Experts estimate that Americans will need 70 to 90 percent of their preretirement income to maintain their current standard of living when they stop working. Small business owners who offer retirement savings plans play a vital role in helping employees build a solid financial foundation for the future. In addition, a retirement plan offers tax savings to your business and is a valued benefit that can help you attract and retain qualified employees in today’s competitive job market.

Starting a retirement plan can be easier and more affordable than you may think, and there are a number of viable programs specifically designed for small businesses. Here are a few of the most popular options to consider:

Traditional 401(k)

The traditional 401(k) is probably the most widely known retirement plan. Any employer with one or more employees can start one, but this plan is generally most appropriate for companies with 20 or more employees.

401(k) plans enable a business owner and his or her employees to make consistent, tax-deferred contributions during the length of their careers. These plans not only have higher contribution limits than most other options, but offer more choices to help you manage business costs.  You can choose to match employee contributions or not, provide a vesting schedule, or enable penalty-free access to funds via a loan if an emergency arises. 401(k) plans also allow for “catch-up” contributions after reaching the age of 50.

For small businesses and employees concerned about higher tax rates in the future, the Roth 401(k) enables participants to have their contributions taxed up front, but withdrawals in retirement are tax-free, earnings and all.  This can be a big help in managing your tax situation over time.

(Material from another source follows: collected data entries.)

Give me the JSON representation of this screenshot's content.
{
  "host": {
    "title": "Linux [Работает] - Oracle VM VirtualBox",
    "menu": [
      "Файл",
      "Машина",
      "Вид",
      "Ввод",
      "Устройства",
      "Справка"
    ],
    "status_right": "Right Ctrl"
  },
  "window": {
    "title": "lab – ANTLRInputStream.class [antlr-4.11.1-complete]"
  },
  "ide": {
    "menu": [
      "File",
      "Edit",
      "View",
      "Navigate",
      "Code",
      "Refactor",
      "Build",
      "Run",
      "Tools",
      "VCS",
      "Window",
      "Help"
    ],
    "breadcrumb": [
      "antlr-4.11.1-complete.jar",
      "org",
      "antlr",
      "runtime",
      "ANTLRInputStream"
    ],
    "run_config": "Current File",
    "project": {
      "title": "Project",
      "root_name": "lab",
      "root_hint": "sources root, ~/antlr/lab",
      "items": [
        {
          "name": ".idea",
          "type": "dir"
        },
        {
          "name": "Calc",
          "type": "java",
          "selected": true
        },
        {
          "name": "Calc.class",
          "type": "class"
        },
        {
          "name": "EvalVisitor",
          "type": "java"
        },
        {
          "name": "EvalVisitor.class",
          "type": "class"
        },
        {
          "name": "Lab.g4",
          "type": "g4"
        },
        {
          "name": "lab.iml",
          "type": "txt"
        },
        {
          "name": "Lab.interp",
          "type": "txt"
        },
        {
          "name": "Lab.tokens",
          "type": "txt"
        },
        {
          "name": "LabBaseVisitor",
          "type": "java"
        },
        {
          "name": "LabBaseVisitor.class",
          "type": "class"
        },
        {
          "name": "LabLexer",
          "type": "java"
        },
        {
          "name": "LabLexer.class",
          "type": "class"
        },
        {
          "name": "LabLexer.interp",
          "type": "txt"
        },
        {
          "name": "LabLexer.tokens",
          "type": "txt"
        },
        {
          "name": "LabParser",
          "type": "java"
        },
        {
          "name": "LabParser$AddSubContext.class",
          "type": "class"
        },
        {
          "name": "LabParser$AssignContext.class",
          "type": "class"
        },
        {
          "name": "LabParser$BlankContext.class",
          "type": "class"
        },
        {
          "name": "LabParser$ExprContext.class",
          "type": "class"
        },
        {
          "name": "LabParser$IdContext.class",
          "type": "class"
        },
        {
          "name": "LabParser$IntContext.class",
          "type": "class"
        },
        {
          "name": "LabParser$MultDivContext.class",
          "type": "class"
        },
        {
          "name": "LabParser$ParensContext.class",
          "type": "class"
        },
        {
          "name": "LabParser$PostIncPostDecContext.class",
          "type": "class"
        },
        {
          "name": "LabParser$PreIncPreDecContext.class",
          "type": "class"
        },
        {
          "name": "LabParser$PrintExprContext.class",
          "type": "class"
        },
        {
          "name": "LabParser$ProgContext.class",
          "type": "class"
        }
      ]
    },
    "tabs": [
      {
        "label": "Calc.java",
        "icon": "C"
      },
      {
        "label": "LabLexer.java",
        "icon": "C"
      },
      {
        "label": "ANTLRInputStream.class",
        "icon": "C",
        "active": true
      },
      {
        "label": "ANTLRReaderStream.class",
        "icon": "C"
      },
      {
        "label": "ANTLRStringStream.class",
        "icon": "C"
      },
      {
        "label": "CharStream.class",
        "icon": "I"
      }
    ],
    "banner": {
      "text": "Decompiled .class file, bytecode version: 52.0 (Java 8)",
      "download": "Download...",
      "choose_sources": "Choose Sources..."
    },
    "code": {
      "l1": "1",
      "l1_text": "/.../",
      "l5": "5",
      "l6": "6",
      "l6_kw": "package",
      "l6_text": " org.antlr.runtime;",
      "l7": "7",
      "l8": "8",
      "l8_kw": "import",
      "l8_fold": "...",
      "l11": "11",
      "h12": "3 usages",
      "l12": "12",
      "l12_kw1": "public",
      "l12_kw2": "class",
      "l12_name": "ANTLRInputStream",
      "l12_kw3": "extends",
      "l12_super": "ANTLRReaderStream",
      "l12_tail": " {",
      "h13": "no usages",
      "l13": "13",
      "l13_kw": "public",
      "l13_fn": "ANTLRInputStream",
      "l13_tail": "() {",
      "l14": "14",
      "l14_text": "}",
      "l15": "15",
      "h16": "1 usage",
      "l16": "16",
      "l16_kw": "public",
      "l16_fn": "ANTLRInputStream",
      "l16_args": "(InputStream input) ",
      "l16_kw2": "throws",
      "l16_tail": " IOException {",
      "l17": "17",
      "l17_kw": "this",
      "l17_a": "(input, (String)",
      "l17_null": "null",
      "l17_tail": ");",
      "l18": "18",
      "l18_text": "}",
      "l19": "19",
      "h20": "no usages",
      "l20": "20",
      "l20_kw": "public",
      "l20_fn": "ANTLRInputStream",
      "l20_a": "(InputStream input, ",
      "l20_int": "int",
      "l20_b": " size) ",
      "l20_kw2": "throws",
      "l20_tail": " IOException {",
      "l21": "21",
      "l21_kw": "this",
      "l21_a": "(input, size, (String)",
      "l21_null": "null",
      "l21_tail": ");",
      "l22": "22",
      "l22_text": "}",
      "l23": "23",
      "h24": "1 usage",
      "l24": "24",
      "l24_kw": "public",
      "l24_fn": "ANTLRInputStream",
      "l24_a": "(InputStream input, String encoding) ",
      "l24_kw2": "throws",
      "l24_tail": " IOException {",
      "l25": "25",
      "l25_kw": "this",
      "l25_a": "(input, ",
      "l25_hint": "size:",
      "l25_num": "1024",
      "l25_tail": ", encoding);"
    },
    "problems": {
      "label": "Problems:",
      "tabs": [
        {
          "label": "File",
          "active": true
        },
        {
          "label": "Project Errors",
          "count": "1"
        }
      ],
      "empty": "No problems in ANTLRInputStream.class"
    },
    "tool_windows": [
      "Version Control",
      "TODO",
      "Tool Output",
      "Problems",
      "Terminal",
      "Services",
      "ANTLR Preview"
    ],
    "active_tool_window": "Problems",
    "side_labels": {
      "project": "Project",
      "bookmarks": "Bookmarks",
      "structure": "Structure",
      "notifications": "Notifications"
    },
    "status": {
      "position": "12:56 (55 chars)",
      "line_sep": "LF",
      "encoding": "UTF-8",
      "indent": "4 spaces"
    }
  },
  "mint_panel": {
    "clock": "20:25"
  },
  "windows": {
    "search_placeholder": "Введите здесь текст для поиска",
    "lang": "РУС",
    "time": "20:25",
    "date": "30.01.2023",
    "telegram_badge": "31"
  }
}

There is also a Self-Employed 401(k) plan for business owners with no employees other than a spouse. This option is available to sole proprietors, partnerships, C corporations, and S corporations.

Safe Harbor 401(k)

A Safe Harbor 401(k) plan is intended to encourage plan participation among rank-and-file employees and to ease a business owner’s administrative burden by eliminating the IRS tests required with a traditional 401(k) plan. A safe harbor 401(k) plan allows employees to contribute a percentage of their salary each paycheck and requires employer contributions. The mandatory employer contribution is always 100 percent vested. This plan is ideal for businesses with highly compensated employees whose contributions would be limited in a traditional 401(k) plan.

SEP IRA

Simplified Employee Pensions (SEPs) are another popular retirement plan choice for small businesses. SEPs offer a contribution limit that is similar to a 401(k), but they do not include all of the benefits of a 401(k) plan. It’s important to know that employers make 100 percent of the contributions to a SEPs account, and these dollars are immediately vested for the employee. Contributions don’t have to be a set amount or percentage, and any contributions you make to your own or your employees’ SEPs are tax deductible as business expenses.

Unlike a 401(k), SEPs do not offer a Roth or loan option or catch-up contributions for those over age 50. However, these plans do not have the added burden of IRS tests and reporting that 401(k) plans do.

SIMPLE IRA

With a Savings Incentive Match Plan for Employees, or SIMPLE IRA, both the employer and employee can contribute to the plan. The employer must match, and matching is vested immediately. The employee contribution limit is lower than a 401(k), and the catch-up for those over 50 is also less. A SIMPLE IRA does not have Roth or loan options, and like the SEP there are no IRS tests and reporting requirements.

One drawback of this plan is that it is formatted for very small businesses. If your business grows beyond 100 employees, you may need to consider switching to another retirement plan.

Payroll Deduction IRA

If you decide not to implement a retirement plan, you can still help your employees by allowing them to contribute to an IRA through payroll deductions. With this type of arrangement, the employee makes the decision about whether, when, and how much to contribute to the IRA. Eligible employees often wait until the end of the year to set aside the money, only to find that they don’t have sufficient funds to contribute. Payroll deductions enable employees to save smaller amounts each pay period. Payroll deduction contributions are tax-deductible by the employee to the same extent as other IRA contributions.

These and other programs can provide tax advantages as well as help business owners and employees save for retirement. The choice of plans is yours, depending on what you want to accomplish with your plan and how much flexibility you need.  For help understanding your options, visit the IRS website or speak with a financial professional.